Le chef libéral Roger Melanson accuse le gouvernement Higgs d’avoir manipulé les chiffres de ses mises à jour financières. Il a demandé à la vérificatrice générale du Nouveau-Brunswick de se pencher sur le dossier.

D’après Roger Melanson, le gouvernement aurait manipulé les chiffres, notamment pour se donner une position plus favorable lors de négociations avec le SCFP, en novembre.

Il accuse aussi le gouvernement de manque de transparence en raison des retards dans la présentation de ses mises à jour financières, alors que le gouvernement Higgs prônait l’importance de la ponctualité de ces mises à jour avant la pandémie.

La semaine dernière, la mise à jour financière du gouvernement a révélé un surplus de 248,2 millions $ pour le deuxième trimestre de l’année fiscale 2021-2022.

Le ministre des Finances, Ernie Steeves, a aussi annoncé que son administration prévoit un surplus de 89,1 millions $ à la fin de l’exercice financier qui se termine en mars, bien loin du déficit de 244,8 millions $ prévu au budget.

En octobre, lors d’une une mise à jour financière du premier trimestre présentée en retard, le gouvernement prévoyait des recettes de 290 millions $. Cinq semaines plus tard, ces recettes ont augmenté à 490 millions $ dans les chiffres du deuxième trimestre, dont la présentation a également été repoussée de quelques jours.
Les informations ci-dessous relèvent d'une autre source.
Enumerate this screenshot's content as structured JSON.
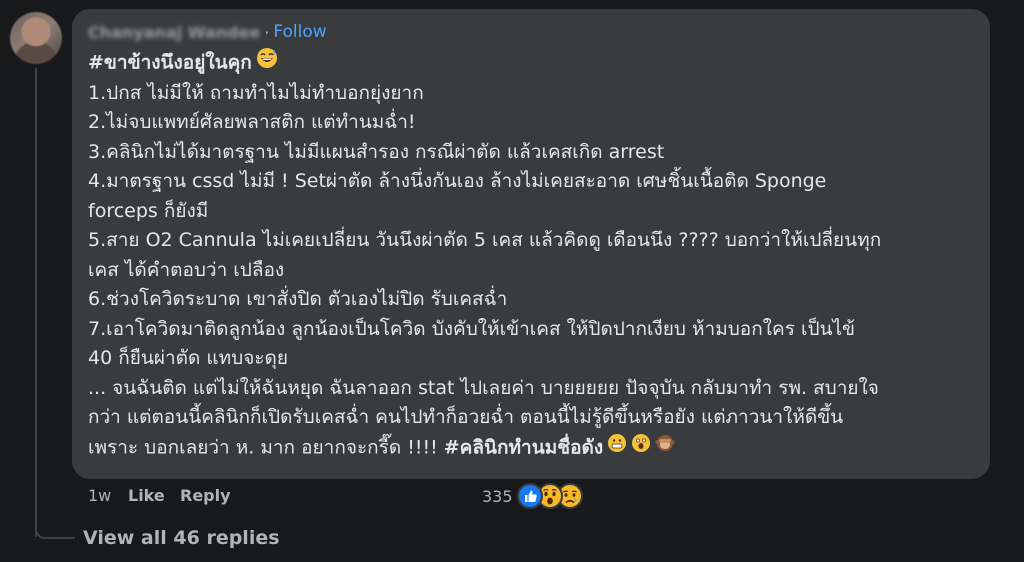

Les recettes de provenance interne ont notamment augmenté de 237,4 millions $ du premier au deuxième trimestre.

La période visée par le deuxième trimestre se terminait pourtant le 30 septembre, bien avant que le gouvernement ne publie sa mise à jour financière du premier trimestre le 13 octobre.

L’économiste Richard Saillant, cité par Roger Melanson pour appuyer son accusation, écrit en chronique dans l’Acadie Nouvelle cette semaine qu’aucun changement à l’économie n’explique cette hausse subite des revenus, sinon que le gouvernement Higgs n’avait plus besoin de «crier famine» suite à la fin de la grève.

Selon le premier ministre Blaine Higgs, les revenus de la TVH, qui font partie des recettes internes, sont difficiles à prévoir pendant la pandémie.

Il défend le travail du ministère des Finances et affirme que l’évaluation des états financiers s’est faite comme d’habitude. Il attribue aussi les retards des mises à jour fiscales à l’imprévisibilité de la pandémie.

«On était surpris de voir un surplus financier, parce qu’on s’attendait à un déficit. a affirmé M. Higgs. Au premier trimestre, on s’est demandé “est-ce qu’on est certains que c’est exact?” Parce que c’était différent de nos prévisions. (…) Alors on a pris plus de temps pour déterminer s’il y avait réellement un surplus.»

Le premier ministre Blaine Higgs se défend aussi d’avoir tenté de cacher la situation fiscale du gouvernement pendant la grève. Il rappelle qu’il a devancé les mises à jour fiscales en parlant de l’état du surplus aux médias, alors même que la grève faisait rage.

Il avait d’abord prévu un surplus de fin d’année fiscale de 200 à 300 millions $ le 3 novembre, puis de 90 millions $ le 12 novembre.

Il dit avoir parlé de ces surplus parce qu’il avait anticipé que l’opposition allait l’accuser d’avoir caché la situation financière du gouvernement pendant la grève.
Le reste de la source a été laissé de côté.